En aquel Madrid universal estudié Preuniversitario y los cinco años de la carrera de Ciencias Biológicas. Fueron años que, por azar o por destino, resultaron incomparables, únicos e históricos: fueron los últimos años de vida de la dictadura de Francisco Franco. Estar allí, dónde todo pasaba, en aquellos momentos irrepetibles, en circunstancias marcadas por hechos que cambiarían, para siempre, las vidas de todos los españoles, fue algo que dejó, ¡cómo no!, huella indeleble en mi vida, como lo hubiese hecho en la de cualquiera con un mínimo de conciencia social.

Se barruntaba el aire fresco de la libertad. Allí andábamos… entre incrédulos y asustados. Venían tiempos insospechados, no habíamos conocido otro régimen que el instaurado tras la Guerra Civil. Ahora, el mañana olía distinto, la esperanza estaba preñada de ilusión… un mundo nuevo… ¡libertad!, se abría paso entre la imparable corriente de acontecimientos que sacudirían nuestros días.

Sufrí, en muchas ocasiones, los golpes de las porras, cortas y negras, de los 'grises' -así se llamaba entonces a la Policía Nacional, por el color de sus uniformes-. También los golpes, tremendamente dolorosos, de las porras, marrones, largas y flexibles, que usaba la policía a caballo para golpearnos.

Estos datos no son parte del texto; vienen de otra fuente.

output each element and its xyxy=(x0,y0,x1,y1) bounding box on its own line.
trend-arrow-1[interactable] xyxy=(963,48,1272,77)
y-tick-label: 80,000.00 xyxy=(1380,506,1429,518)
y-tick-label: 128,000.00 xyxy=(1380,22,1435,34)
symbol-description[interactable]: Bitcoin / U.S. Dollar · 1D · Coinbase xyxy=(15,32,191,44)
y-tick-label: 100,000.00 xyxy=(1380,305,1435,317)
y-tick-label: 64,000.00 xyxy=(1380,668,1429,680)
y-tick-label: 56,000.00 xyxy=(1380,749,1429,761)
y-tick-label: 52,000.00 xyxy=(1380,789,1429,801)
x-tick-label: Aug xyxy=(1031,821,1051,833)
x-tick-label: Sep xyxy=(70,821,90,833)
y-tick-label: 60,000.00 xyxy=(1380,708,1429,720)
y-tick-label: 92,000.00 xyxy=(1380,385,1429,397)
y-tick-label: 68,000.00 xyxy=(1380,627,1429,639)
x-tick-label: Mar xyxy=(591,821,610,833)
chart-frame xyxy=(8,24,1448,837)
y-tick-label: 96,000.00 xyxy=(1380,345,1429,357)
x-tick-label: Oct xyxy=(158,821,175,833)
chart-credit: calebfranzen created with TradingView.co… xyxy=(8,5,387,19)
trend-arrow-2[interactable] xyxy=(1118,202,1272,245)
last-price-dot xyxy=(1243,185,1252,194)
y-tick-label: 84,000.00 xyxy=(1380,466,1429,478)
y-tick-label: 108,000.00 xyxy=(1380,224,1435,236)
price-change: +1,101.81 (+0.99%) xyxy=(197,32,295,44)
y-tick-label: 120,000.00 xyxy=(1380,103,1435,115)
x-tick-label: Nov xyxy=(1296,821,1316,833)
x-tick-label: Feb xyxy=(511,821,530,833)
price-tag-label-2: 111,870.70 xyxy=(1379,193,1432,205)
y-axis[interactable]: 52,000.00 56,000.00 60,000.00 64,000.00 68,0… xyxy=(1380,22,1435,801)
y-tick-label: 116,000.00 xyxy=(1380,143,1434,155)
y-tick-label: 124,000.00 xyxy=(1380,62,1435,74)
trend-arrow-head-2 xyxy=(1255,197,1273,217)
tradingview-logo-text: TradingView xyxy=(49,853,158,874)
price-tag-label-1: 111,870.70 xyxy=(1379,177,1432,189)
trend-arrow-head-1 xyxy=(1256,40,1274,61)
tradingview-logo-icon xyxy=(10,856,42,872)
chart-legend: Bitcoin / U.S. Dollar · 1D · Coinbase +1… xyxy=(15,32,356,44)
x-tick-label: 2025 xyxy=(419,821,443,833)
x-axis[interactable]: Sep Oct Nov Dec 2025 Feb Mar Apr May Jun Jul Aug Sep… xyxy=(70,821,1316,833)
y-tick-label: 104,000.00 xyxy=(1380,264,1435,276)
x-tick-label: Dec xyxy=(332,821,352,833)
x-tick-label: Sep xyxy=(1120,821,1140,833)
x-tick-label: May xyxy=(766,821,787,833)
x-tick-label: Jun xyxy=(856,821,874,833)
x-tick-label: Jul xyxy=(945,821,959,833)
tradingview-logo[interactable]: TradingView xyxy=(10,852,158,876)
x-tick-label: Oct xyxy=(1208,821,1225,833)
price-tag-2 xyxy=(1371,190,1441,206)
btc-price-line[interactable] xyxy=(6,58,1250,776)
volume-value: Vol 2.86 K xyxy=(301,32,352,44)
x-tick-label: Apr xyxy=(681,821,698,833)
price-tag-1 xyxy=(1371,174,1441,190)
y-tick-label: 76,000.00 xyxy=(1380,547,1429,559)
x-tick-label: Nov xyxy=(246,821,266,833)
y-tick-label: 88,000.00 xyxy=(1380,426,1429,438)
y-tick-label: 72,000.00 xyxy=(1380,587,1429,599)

Sólo gritábamos ¡libertad! No rompíamos ni agredíamos… sólo gritábamos… ¡libertad!

Una de las tres veces en mi vida en las que recuerdo haber sentido miedo, mucho miedo… físico, de ese que te obliga a echar mano a la entrepierna para no mojar los pantalones -el otro, el del alma, lo he soportado, como he podido, en muchísimas más ocasiones-, fue cuando la 'Brigada Político Social' -la policía secreta de entonces- subió, pistola en mano, por las escaleras del Colegio Mayor. Buscaban 'instigadores…', 'disidentes…', 'revolucionarios…', 'comunistas…', ¡ya ven! Allí, los que estábamos éramos estudiantes, venidos desde todos los lugares de una España a las puertas de cambiar de ciclo. No éramos nada de lo que decían que éramos, pero era así como funcionaban entonces las cosas. Nos detuvieron, nos llevaron a la 'D.G.S' -Dirección General de Seguridad, por entonces bajo el famoso reloj de las 'campanadas' de la madrileña Puerta del Sol-. Nos encerraron en el calabozo… supe lo que es angustia, desesperanza y miedo…miedo, no… ¡pánico! Sin duda, una de las peores y más largas noches de mi vida. No habíamos hecho nada, pero eso no importaba demasiado. La intervención del director del Colegio Mayor, su testimonio y lo cierto de nuestra inocencia respecto a la participación en ciertas actividades consideradas subversivas, nos permitió salir en la tarde del día siguiente, con apenas cuatro o cinco guantazos encima cada uno.

Nos detenían en la Facultad, estaba declarado el 'Estado de excepción': prohibido, entre otras muchas cosas, reunirse más de cuatro personas, ni en la parada del autobús. Llegaban a las asambleas, cerraban las puertas con todos dentro, y nos hacían salir, uno a uno, bajo una lluvia de golpes; al que les parecía, se lo llevaban, unos regresaban a los pocos días, otros tardaban bastante más.

Lo que venía era imparable, lo sabíamos todos: los que se negaban a aceptarlo y los que no podíamos imaginar nuestra vida sin su llegada; los que hicieron todo lo posible por impedirlo o retrasarlo y los que contábamos los días, y las noches, para poder decir, escribir, cantar o gritar lo que pensábamos. No, no admito lecciones de hipócritas arribistas ni de ambiciosos sin escrúpulos ni de hábiles trileros de la libertad, ni tampoco de comunistas falsarios, de los otros, hoy aquí, apenas si quedan.